Saturday, February 19, 2011

Can You Make a Living as a Full-Time Writer? by Robert Medak

Regular followers will remember writer, Robert Medak, from an earlier post on Writers in Business. Robert is a freelance writer, editor, book reviewer and aspiring author. He has written or ghost written over 350 articles and 80 book reviews. Today he is joining us to answer one of the biggest questions facing writers.

Can You Make a Living as a Full-Time Writer?

This is a simple yet complex question, with an answer to match.

Unless your name is Bob Bly or someone as well known, please don’t quit your day job.

It takes time, effort, marketing, quality work, and referrals to become a go to person for writing. It isn’t going to happen overnight no matter how often some people tell you. They will probably try to sell you some course, program, or get you involved with PLR articles or books that you can rebrand to call your own. Others will try to get you involved with affiliates.

I don’t do any of that since I offer 100 percent original work and test it with Copyscape for and possible plagiarism questions.

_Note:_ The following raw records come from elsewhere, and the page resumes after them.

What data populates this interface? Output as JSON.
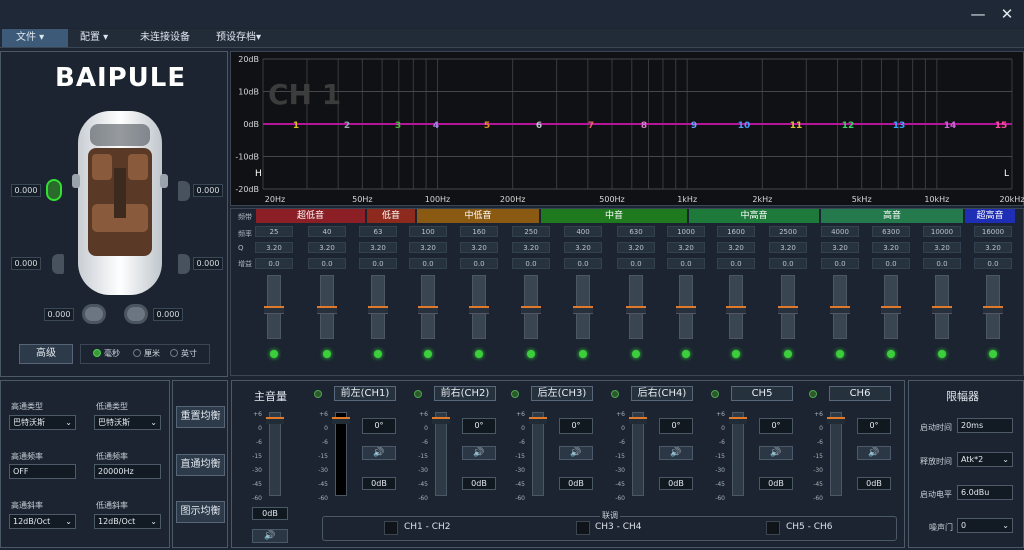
{
  "window": {
    "minimize_glyph": "—",
    "close_glyph": "✕"
  },
  "menu": {
    "file": "文件 ▾",
    "config": "配置 ▾",
    "status": "未连接设备",
    "preset": "预设存档▾"
  },
  "brand": {
    "logo": "BAIPULE"
  },
  "car": {
    "values": [
      "0.000",
      "0.000",
      "0.000",
      "0.000",
      "0.000",
      "0.000"
    ],
    "advanced_button": "高级",
    "units": [
      "毫秒",
      "厘米",
      "英寸"
    ]
  },
  "eq_chart": {
    "channel_watermark": "CH 1",
    "y_ticks": [
      "20dB",
      "10dB",
      "0dB",
      "-10dB",
      "-20dB"
    ],
    "x_ticks": [
      "20Hz",
      "50Hz",
      "100Hz",
      "200Hz",
      "500Hz",
      "1kHz",
      "2kHz",
      "5kHz",
      "10kHz",
      "20kHz"
    ],
    "left_marker": "H",
    "right_marker": "L",
    "points": [
      "1",
      "2",
      "3",
      "4",
      "5",
      "6",
      "7",
      "8",
      "9",
      "10",
      "11",
      "12",
      "13",
      "14",
      "15"
    ],
    "point_colors": [
      "#d8c020",
      "#9aa6b2",
      "#4fbf3f",
      "#a48ce8",
      "#e0902a",
      "#b8c4cc",
      "#e06a5a",
      "#d77fc8",
      "#6aa6ff",
      "#4c9dff",
      "#e0c030",
      "#3fcf6a",
      "#39a6ff",
      "#c86ad8",
      "#ff4fa0"
    ]
  },
  "eq_table": {
    "row_labels": {
      "band": "频带",
      "freq": "频率",
      "q": "Q",
      "gain": "增益"
    },
    "bands": [
      {
        "label": "超低音",
        "color": "#8c1f26"
      },
      {
        "label": "低音",
        "color": "#8e2a1d"
      },
      {
        "label": "中低音",
        "color": "#8b5a12"
      },
      {
        "label": "中音",
        "color": "#1f7a1f"
      },
      {
        "label": "中高音",
        "color": "#1e7a3a"
      },
      {
        "label": "高音",
        "color": "#247a4d"
      },
      {
        "label": "超高音",
        "color": "#1f2fb5"
      }
    ],
    "freqs": [
      "25",
      "40",
      "63",
      "100",
      "160",
      "250",
      "400",
      "630",
      "1000",
      "1600",
      "2500",
      "4000",
      "6300",
      "10000",
      "16000"
    ],
    "qs": [
      "3.20",
      "3.20",
      "3.20",
      "3.20",
      "3.20",
      "3.20",
      "3.20",
      "3.20",
      "3.20",
      "3.20",
      "3.20",
      "3.20",
      "3.20",
      "3.20",
      "3.20"
    ],
    "gains": [
      "0.0",
      "0.0",
      "0.0",
      "0.0",
      "0.0",
      "0.0",
      "0.0",
      "0.0",
      "0.0",
      "0.0",
      "0.0",
      "0.0",
      "0.0",
      "0.0",
      "0.0"
    ]
  },
  "crossover": {
    "hp_type_label": "高通类型",
    "hp_type": "巴特沃斯",
    "lp_type_label": "低通类型",
    "lp_type": "巴特沃斯",
    "hp_freq_label": "高通频率",
    "hp_freq": "OFF",
    "lp_freq_label": "低通频率",
    "lp_freq": "20000Hz",
    "hp_slope_label": "高通斜率",
    "hp_slope": "12dB/Oct",
    "lp_slope_label": "低通斜率",
    "lp_slope": "12dB/Oct"
  },
  "eq_actions": {
    "reset": "重置均衡",
    "bypass": "直通均衡",
    "display": "图示均衡"
  },
  "mixer": {
    "master_label": "主音量",
    "master_value": "0dB",
    "master_mute": "🔊",
    "scale": [
      "+6",
      "0",
      "-6",
      "-15",
      "-30",
      "-45",
      "-60"
    ],
    "channels": [
      {
        "name": "前左(CH1)",
        "delay": "0°",
        "mute": "🔊",
        "gain": "0dB"
      },
      {
        "name": "前右(CH2)",
        "delay": "0°",
        "mute": "🔊",
        "gain": "0dB"
      },
      {
        "name": "后左(CH3)",
        "delay": "0°",
        "mute": "🔊",
        "gain": "0dB"
      },
      {
        "name": "后右(CH4)",
        "delay": "0°",
        "mute": "🔊",
        "gain": "0dB"
      },
      {
        "name": "CH5",
        "delay": "0°",
        "mute": "🔊",
        "gain": "0dB"
      },
      {
        "name": "CH6",
        "delay": "0°",
        "mute": "🔊",
        "gain": "0dB"
      }
    ],
    "link_title": "联调",
    "links": [
      "CH1 - CH2",
      "CH3 - CH4",
      "CH5 - CH6"
    ]
  },
  "limiter": {
    "title": "限幅器",
    "attack_label": "启动时间",
    "attack": "20ms",
    "release_label": "释放时间",
    "release": "Atk*2",
    "threshold_label": "启动电平",
    "threshold": "6.0dBu",
    "gate_label": "噪声门",
    "gate": "0"
  }
}
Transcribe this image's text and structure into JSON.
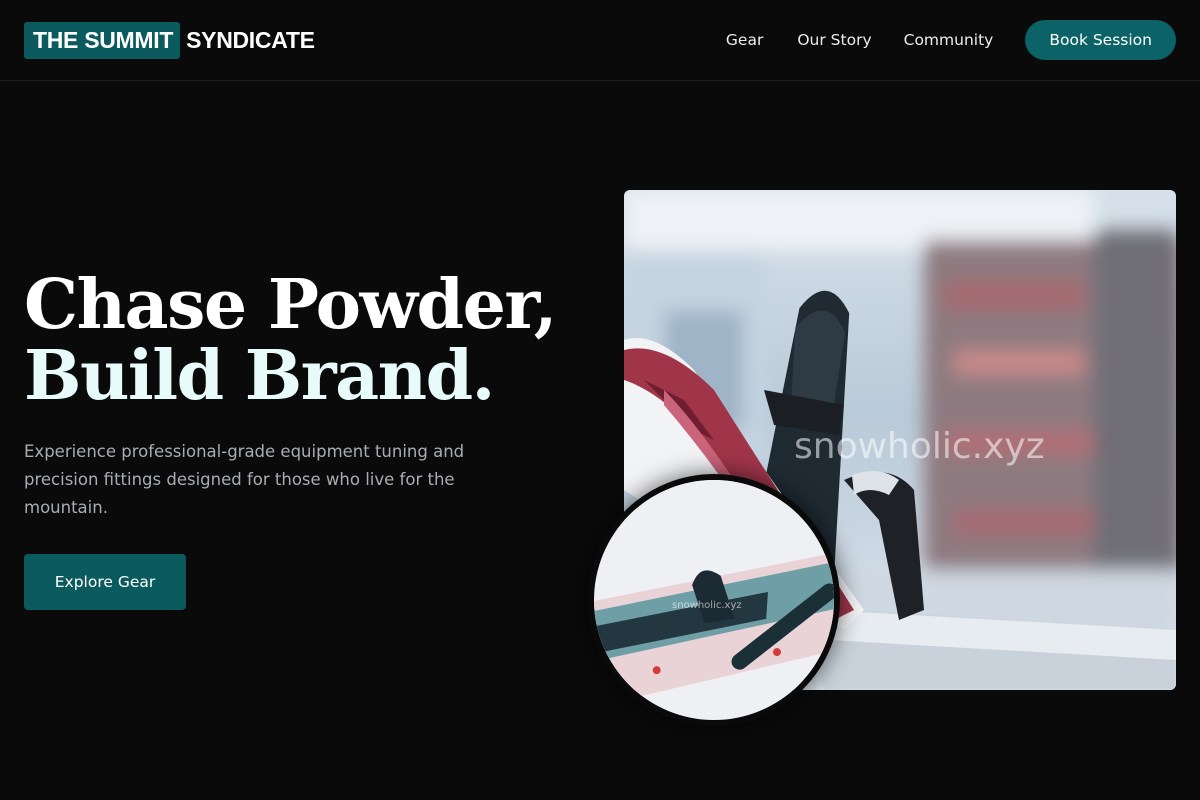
{
  "header": {
    "logo_part1": "THE SUMMIT",
    "logo_part2": "SYNDICATE",
    "nav": [
      "Gear",
      "Our Story",
      "Community"
    ],
    "cta_label": "Book Session"
  },
  "hero": {
    "title_line1": "Chase Powder,",
    "title_line2": "Build Brand.",
    "description": "Experience professional-grade equipment tuning and precision fittings designed for those who live for the mountain.",
    "cta_label": "Explore Gear"
  },
  "images": {
    "main_watermark": "snowholic.xyz",
    "inset_watermark": "snowholic.xyz"
  },
  "colors": {
    "background": "#0a0a0b",
    "accent": "#0b5a5e",
    "text": "#ffffff",
    "muted": "#a9acb0"
  }
}
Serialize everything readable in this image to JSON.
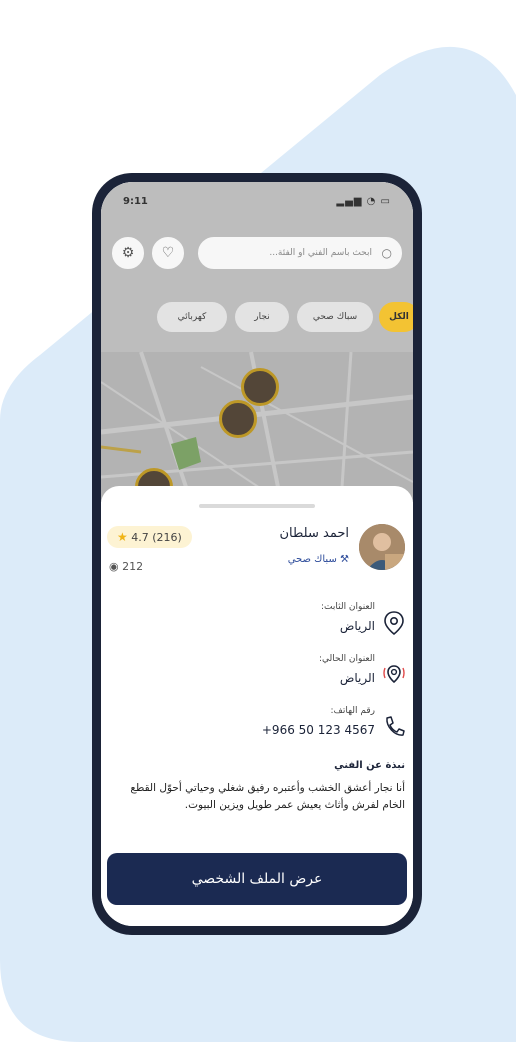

I have also signed an ethics pledge.

I have gone so far as to turn down work due to ethical concerns. I realize individuals will make their own decision, but you still have to face yourself in the mirror each morning and have to live with your modus operandi of business; for writing is a business, have no fear about that.

If you choose to enter the realm of freelance writing, you will need to price your services and believe that you are an entrepreneur, because you are.

When the economy slows down so do writing jobs. With the diminishing number of magazines and newspapers, the number of places that would normally take a chance of new writers also diminishes. Along with this, many companies are looking to outsource to other countries where labor is cheaper than the United States.

It is still possible to make a living as a writer depending on how hard you are willing to work at finding jobs.

The best way to find jobs is to start out locally. Check in with your local Chamber of Commerce, Church, and Civic Groups.

Build a website, blog, guest blog, use social media (Facebook, LinkedIn, and Twitter) to let potential clients know you exist. If potential clients don’t know about you, they will not come to you. Build a portfolio of work that you can show to potential clients. Keep a CV/ Résumé up to date; some clients make ask for one.

Watch out for any signs of frustration that things are not happening according to the way you think they should when jobs do not come easy, you are not the only one trying for them.

Excellent ideas! Thank you Robert. You can find Robert online at the following sites.

Website, Twitter, Facebook, and LinkedIn.


  1. Thank you Brigitte for sharing Robert's article. Very informative!

  2. copyscape is a good site to use for copyright issues. I had a bad experience a few months ago and the lawyer I worked with had no idea copyscape was out there. He sent a newsletter to his clients to inform them.

  3. I'm a professor moving toward retirement and considering writing as a source of income for my later years. Are there publication that provide data on how to set rates for writing services? I need to be sure I can live on the income from writing.